Litigation Release No. 20816A / November 21, 2008

Securities and Exchange Commission v. Jaisankar Marimuthu, Chockalingam Ramanathan and Thirugnanam Ramanathan, Civil Action No. 8:07CV94 (D. Neb.)


The United States Securities and Exchange Commission today announced that on November 19, 2008 Thirugnanam Ramanathan, a native of Chennai, India, and legal resident of Malaysia, consented to the entry of a final judgment permanently enjoining him from violating Section 17(a) of the Securities Act of 1933, and Section 10(b) of the Securities Exchange Act of 1934 and Rule 10b-5 thereunder. In a related criminal action, Ramanathan was sentenced to a two year prison sentence followed by three years of supervised release and an order requiring him to pay $362,247 in restitution. Based on the sanctions imposed in the criminal proceedings, the defendant was not ordered to pay disgorgement or a civil penalty.
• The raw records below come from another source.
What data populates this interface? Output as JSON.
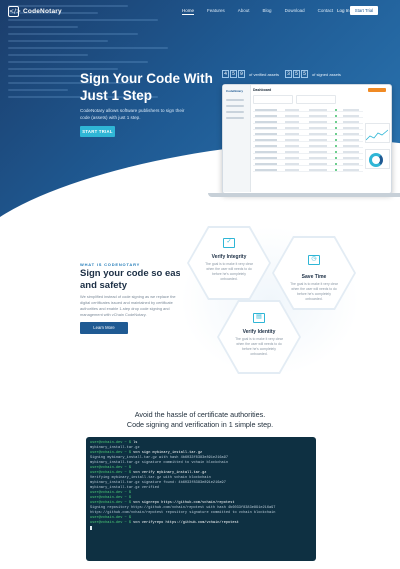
{
  "nav": {
    "logo_text": "CodeNotary",
    "links": [
      "Home",
      "Features",
      "About",
      "Blog",
      "Download",
      "Contact"
    ],
    "login": "Log In",
    "start_trial": "Start Trial"
  },
  "hero": {
    "title": "Sign Your Code With Just 1 Step",
    "subtitle": "CodeNotary allows software publishers to sign their code (assets) with just 1 step.",
    "button": "START TRIAL",
    "verified_digits": [
      "4",
      "5",
      "9"
    ],
    "verified_label": "of verified assets",
    "signed_digits": [
      "3",
      "5",
      "5"
    ],
    "signed_label": "of signed assets"
  },
  "dashboard": {
    "brand": "CodeNotary",
    "title": "Dashboard"
  },
  "about": {
    "eyebrow": "WHAT IS CODENOTARY",
    "title": "Sign your code so easy and safety",
    "text": "We simplified instead of code signing as we replace the digital certificates issued and maintained by certificate authorities and enable 1-step drop code signing and management with vChain CodeNotary.",
    "button": "Learn More"
  },
  "features": [
    {
      "title": "Verify Integrity",
      "text": "The goal is to make it very clear when the user will needs to do before he's completely onboarded."
    },
    {
      "title": "Save Time",
      "text": "The goal is to make it very clear when the user will needs to do before he's completely onboarded."
    },
    {
      "title": "Verify Identity",
      "text": "The goal is to make it very clear when the user will needs to do before he's completely onboarded."
    }
  ],
  "cli": {
    "heading_line1": "Avoid the hassle of certificate authorities.",
    "heading_line2": "Code signing and verification in 1 simple step.",
    "lines": [
      {
        "prompt": "user@vchain-dev ~ $",
        "cmd": " ls"
      },
      {
        "out": "mybinary_install.tar.gz"
      },
      {
        "prompt": "user@vchain-dev ~ $",
        "cmd": " vcn sign mybinary_install.tar.gz"
      },
      {
        "out": "Signing mybinary_install.tar.gz with hash 4b6033f8383e891e216a97"
      },
      {
        "out": "mybinary_install.tar.gz signature committed to vchain blockchain"
      },
      {
        "prompt": "user@vchain-dev ~ $",
        "cmd": ""
      },
      {
        "prompt": "user@vchain-dev ~ $",
        "cmd": " vcn verify mybinary_install.tar.gz"
      },
      {
        "out": "Verifying mybinary_install.tar.gz with vchain blockchain"
      },
      {
        "out": "mybinary_install.tar.gz signature found:  4b6033f8383e891e216a97"
      },
      {
        "out": "mybinary_install.tar.gz verified"
      },
      {
        "prompt": "user@vchain-dev ~ $",
        "cmd": ""
      },
      {
        "prompt": "user@vchain-dev ~ $",
        "cmd": ""
      },
      {
        "prompt": "user@vchain-dev ~ $",
        "cmd": " vcn signrepo  https://github.com/vchain/repotest"
      },
      {
        "out": "Signing repository https://github.com/vchain/repotest with hash 4b6033f8383e891e216a97"
      },
      {
        "out": "https://github.com/vchain/repotest repository signature committed to vchain blockchain"
      },
      {
        "prompt": "user@vchain-dev ~ $",
        "cmd": ""
      },
      {
        "prompt": "user@vchain-dev ~ $",
        "cmd": " vcn verifyrepo  https://github.com/vchain/repotest"
      }
    ]
  },
  "colors": {
    "hero_dark": "#1b3d6b",
    "hero_light": "#2c79b6",
    "accent": "#2fb6d6",
    "primary_button": "#1f5a93",
    "terminal_bg": "#0e3042",
    "prompt_green": "#4fd07a"
  }
}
In January 2007, Ramanathan was indicted by a federal grand jury in Omaha along with his brother Chockalingam Ramanathan and Jaisankar Marimuthu, also residents of Chennai. Marimuthu and Chockalingam Ramanathan were charged with one count of conspiracy, eight counts of computer fraud, six counts of wire fraud, two counts of securities fraud and six counts of aggravated identity theft. On May 25, 2007, Thirugnanam Ramanathan was arrested in Hong Kong and extradited to the United States. On July 2, 2008, Ramanathan pleaded guilty to one count of conspiracy to commit wire fraud, securities fraud, computer fraud and aggravated identity theft. Marimuthu is currently being detained in a Hong Kong prison awaiting extradition to the U.S. following his conviction there on similar offenses but related instead to the Hong Kong stock market. Chockalingam Ramanathan remains at large.

On March 12, 2007, the SEC filed a complaint in the United States District Court for the District of Nebraska charging all three Indian nationals with participating in a fraudulent scheme to manipulate the prices of at least fourteen securities through the unauthorized use of other people's online brokerage accounts.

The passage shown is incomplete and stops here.